Throughout the book, Jamison argues that suicide cannot be treated as merely a rejection of life's meager portions. In one of the book's most moving passages (the chapter on suicide notes) we hear suicide victims trying carefully to relieve their friends of responsibility. "No one is to blame for my doing this," a 20-year-old desperately assures her survivors. "It's just that I could never become reconciled with life itself. God have mercy on my soul."
Although each note stings, together they form Jamison's argument: People tend to commit suicide to end prolonged depression, not to avoid problems. Often, suicides speak of lifelong battles against forces they cannot understand or control; novelist William Styron explains, "The gray drizzle of horror induced by depression takes on the quality of physical pain...comes to resemble the diabolical discomfort of being imprisoned in a fiercely overheated room." Suicide seems, then, no cowardly response to manageable issues, but the last stage of a long and debilitating disease.
By seeing suicide as an epidemic, Jamison suggests, we as a society can avoid feeling so overwhelmed by it. "My hope," she explains, "was to find a way to maintain an individual perspective -- through an emphasis on the psychology of suicide and an extensive use of the words and experiences of those who seriously attempted to, or eventually did, kill themselves -- but to keep that individual perspective firmly grounded in the sciences of psychopathology, genetics, psychopharmacology, and neurobiology."

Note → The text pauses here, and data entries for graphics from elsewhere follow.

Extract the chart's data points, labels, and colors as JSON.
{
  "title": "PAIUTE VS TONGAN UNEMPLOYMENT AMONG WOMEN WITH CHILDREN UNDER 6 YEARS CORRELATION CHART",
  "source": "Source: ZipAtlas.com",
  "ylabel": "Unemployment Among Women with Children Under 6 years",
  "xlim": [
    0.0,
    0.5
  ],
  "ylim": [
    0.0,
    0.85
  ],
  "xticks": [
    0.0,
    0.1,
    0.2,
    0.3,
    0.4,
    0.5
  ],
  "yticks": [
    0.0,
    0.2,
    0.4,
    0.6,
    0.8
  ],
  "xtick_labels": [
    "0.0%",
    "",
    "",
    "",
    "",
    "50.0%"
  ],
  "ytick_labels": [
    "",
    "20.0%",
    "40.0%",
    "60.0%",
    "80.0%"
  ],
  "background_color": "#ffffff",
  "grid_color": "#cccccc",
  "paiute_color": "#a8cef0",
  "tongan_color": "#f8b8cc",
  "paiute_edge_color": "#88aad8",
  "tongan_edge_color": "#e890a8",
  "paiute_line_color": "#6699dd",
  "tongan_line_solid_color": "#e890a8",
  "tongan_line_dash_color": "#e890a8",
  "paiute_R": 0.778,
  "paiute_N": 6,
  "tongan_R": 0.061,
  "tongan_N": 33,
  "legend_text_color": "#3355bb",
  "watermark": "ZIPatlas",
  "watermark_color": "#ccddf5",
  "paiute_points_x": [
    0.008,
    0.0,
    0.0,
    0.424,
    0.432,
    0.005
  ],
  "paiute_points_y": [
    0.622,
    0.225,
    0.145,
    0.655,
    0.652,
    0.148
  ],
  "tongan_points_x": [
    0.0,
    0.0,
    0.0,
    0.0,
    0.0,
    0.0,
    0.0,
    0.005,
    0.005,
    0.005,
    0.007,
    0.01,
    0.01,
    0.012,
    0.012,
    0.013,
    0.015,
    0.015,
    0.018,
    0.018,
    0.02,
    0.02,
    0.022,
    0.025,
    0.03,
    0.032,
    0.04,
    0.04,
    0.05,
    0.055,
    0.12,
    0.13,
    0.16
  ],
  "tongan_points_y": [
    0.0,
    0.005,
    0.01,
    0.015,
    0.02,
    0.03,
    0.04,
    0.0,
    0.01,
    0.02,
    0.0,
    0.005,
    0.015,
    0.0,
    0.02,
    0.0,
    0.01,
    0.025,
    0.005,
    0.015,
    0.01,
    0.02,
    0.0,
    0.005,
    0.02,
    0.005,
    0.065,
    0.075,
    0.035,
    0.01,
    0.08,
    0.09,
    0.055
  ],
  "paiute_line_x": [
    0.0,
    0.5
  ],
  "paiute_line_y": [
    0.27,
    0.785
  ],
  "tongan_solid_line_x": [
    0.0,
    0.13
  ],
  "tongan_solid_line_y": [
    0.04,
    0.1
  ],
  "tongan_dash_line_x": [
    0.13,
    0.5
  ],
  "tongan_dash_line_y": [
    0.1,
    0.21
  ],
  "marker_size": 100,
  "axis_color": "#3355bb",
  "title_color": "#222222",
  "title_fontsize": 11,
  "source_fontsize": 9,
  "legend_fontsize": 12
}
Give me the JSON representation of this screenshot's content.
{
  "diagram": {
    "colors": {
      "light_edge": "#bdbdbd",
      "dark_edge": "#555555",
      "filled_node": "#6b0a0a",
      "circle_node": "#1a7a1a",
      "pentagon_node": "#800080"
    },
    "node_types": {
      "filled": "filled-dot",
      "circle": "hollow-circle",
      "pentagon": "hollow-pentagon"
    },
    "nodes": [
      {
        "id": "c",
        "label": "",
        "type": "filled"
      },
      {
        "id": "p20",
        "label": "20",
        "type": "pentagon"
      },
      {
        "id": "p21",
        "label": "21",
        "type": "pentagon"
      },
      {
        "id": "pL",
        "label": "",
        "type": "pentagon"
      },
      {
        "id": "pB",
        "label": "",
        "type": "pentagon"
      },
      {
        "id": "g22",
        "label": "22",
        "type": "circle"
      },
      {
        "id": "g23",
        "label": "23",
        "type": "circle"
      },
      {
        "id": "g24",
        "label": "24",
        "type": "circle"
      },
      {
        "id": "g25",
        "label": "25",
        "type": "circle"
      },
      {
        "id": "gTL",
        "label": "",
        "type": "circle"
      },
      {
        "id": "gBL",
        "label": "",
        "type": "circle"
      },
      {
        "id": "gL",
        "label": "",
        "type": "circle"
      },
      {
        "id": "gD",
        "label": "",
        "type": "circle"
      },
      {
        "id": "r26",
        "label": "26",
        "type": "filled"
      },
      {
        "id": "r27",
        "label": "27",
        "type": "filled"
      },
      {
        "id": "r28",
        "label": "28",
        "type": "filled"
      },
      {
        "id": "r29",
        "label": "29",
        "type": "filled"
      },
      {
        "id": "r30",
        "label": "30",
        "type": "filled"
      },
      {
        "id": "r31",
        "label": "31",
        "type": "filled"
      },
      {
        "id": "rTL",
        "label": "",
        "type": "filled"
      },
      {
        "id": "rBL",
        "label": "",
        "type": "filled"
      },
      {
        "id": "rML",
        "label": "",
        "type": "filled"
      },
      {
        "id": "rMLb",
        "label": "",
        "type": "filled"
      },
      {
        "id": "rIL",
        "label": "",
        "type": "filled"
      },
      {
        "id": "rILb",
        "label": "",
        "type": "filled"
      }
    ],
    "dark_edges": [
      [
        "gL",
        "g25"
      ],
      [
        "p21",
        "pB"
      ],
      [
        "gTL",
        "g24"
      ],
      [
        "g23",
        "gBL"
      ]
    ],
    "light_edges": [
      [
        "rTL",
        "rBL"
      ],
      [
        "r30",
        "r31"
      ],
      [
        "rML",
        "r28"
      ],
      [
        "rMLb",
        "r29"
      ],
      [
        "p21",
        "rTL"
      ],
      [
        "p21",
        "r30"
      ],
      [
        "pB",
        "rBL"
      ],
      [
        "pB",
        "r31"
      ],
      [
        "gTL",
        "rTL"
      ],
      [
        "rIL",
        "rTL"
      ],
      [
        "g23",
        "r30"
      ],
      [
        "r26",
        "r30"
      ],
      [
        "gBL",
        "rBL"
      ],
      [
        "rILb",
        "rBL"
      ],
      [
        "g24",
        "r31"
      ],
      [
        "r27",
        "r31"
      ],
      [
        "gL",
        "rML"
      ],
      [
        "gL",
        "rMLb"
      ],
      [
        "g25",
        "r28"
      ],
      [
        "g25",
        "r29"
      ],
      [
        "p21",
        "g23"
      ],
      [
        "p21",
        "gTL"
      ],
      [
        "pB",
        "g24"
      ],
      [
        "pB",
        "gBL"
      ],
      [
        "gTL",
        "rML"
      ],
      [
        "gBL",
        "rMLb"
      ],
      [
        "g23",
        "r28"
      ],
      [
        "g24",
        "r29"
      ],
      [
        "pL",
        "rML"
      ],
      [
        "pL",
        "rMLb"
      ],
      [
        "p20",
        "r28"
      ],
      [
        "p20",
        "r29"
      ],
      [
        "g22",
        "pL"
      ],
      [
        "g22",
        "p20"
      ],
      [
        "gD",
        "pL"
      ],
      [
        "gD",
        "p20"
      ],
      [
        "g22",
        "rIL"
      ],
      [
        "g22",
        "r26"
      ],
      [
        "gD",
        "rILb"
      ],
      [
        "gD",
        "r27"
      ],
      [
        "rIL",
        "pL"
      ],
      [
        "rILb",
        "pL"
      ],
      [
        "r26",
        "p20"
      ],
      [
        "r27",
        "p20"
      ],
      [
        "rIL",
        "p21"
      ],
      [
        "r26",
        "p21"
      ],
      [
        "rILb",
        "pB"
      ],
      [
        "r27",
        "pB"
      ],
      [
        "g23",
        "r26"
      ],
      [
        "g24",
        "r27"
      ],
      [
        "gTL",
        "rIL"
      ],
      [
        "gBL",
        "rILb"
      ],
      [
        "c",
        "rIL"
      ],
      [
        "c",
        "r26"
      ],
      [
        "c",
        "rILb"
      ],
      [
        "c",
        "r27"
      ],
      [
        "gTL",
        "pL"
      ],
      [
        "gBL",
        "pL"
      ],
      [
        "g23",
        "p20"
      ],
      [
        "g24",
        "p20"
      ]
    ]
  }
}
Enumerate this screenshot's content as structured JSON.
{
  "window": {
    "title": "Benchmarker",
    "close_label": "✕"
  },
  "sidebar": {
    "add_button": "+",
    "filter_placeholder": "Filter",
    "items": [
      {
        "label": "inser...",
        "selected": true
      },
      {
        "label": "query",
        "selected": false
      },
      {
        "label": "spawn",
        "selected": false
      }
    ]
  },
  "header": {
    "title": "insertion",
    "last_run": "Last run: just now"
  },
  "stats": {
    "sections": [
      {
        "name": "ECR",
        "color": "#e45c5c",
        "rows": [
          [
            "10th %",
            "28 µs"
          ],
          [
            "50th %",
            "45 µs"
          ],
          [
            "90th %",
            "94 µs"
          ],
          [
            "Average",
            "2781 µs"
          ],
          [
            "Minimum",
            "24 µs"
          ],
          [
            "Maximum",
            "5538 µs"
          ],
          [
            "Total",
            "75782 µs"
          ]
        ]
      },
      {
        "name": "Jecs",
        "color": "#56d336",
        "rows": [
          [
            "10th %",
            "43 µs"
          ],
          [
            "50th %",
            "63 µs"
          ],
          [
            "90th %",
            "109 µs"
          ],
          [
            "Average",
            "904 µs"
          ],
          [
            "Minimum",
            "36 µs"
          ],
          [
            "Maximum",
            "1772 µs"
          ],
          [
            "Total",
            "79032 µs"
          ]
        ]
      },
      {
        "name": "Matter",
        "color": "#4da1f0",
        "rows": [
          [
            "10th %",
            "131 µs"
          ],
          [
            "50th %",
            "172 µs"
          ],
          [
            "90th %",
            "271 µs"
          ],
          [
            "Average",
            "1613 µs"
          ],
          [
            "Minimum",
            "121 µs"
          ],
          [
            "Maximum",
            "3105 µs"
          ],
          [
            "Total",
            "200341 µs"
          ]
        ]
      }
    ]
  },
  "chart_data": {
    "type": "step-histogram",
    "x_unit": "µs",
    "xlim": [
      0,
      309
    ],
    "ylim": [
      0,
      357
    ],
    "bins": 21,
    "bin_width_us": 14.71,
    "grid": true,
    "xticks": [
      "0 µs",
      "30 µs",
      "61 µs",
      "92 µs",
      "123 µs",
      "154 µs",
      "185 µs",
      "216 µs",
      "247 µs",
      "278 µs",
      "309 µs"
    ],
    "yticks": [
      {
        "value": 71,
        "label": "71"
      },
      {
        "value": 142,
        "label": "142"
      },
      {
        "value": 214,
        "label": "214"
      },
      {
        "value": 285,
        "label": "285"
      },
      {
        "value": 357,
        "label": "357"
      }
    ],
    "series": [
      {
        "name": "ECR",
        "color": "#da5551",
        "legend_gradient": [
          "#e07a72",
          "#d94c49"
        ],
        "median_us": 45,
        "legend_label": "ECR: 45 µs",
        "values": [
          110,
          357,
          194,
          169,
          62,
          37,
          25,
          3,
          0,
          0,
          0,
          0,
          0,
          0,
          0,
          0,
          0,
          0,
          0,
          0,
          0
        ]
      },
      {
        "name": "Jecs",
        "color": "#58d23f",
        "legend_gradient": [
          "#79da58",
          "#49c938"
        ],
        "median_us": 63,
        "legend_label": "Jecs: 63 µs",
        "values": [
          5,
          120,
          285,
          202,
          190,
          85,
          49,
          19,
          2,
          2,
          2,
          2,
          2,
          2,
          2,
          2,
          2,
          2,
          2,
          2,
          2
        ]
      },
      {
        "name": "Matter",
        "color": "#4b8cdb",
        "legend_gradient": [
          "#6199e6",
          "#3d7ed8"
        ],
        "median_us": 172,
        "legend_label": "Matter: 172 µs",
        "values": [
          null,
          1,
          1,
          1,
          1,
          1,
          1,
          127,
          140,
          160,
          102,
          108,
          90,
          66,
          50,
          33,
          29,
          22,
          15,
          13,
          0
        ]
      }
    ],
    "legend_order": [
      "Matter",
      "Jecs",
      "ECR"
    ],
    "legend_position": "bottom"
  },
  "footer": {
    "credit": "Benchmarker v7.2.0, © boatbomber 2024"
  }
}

And she has done just that. The book first invokes Jamison's friend Jack Ryan, a manic-depressive overwhelmed by suicidal urges and unable to seek help. Next, Jamison offers a historical, global perspective on suicide, helping the reader to see just how personal and how planetary suicide can be. In the bulk of the book, she then breaks the problem into three manageable chunks: the psychology of suicide, the biology of suicide, and the prevention of suicide.
In the first section, Jamison considers how people decide to self-destruct. She catalogues how a suicide explains his feelings, how muddied perspectives and life troubles collaborate in his downfall, how illnesses erode his ability to cope, and how he finds a way to end his struggle.
The second section of the book focuses on the physical characteristics of suicides. After a quick look at suicide as an evolutionary dilemma, Jamison helps us to pick through scientific data of suicides' genetics. She then patiently explains the basics of neurobiology: how various neurotransmitters can run afoul and how they can be treated.
The third section considers the social problem of suicide. Jamison sympathizes with the shame and confusion of survivors, while pressing us to recognize how we can reduce the death toll. Doctors can become more finely attuned to the warning signs, she insists. Common catalysts -- like guns, alcohol, and pills -- can be better monitored. New drugs can pull patients through the most dangerous stages of depression.
As Jamison admits at the close of Night Falls Fast: "Looking at suicide...is harrowing." But with her erudite and patient guidance, readers really can orient themselves in the confusing rush of emotion, science, and statistics that accompany suicides. Through reading Jamison's sensitive study, we can pass from feeling overwhelming confusion to feeling fortified by overwhelming evidence. The subject is difficult, but Jamison's controlled, smooth writing and sure-minded analysis make this an important book for everyone to read.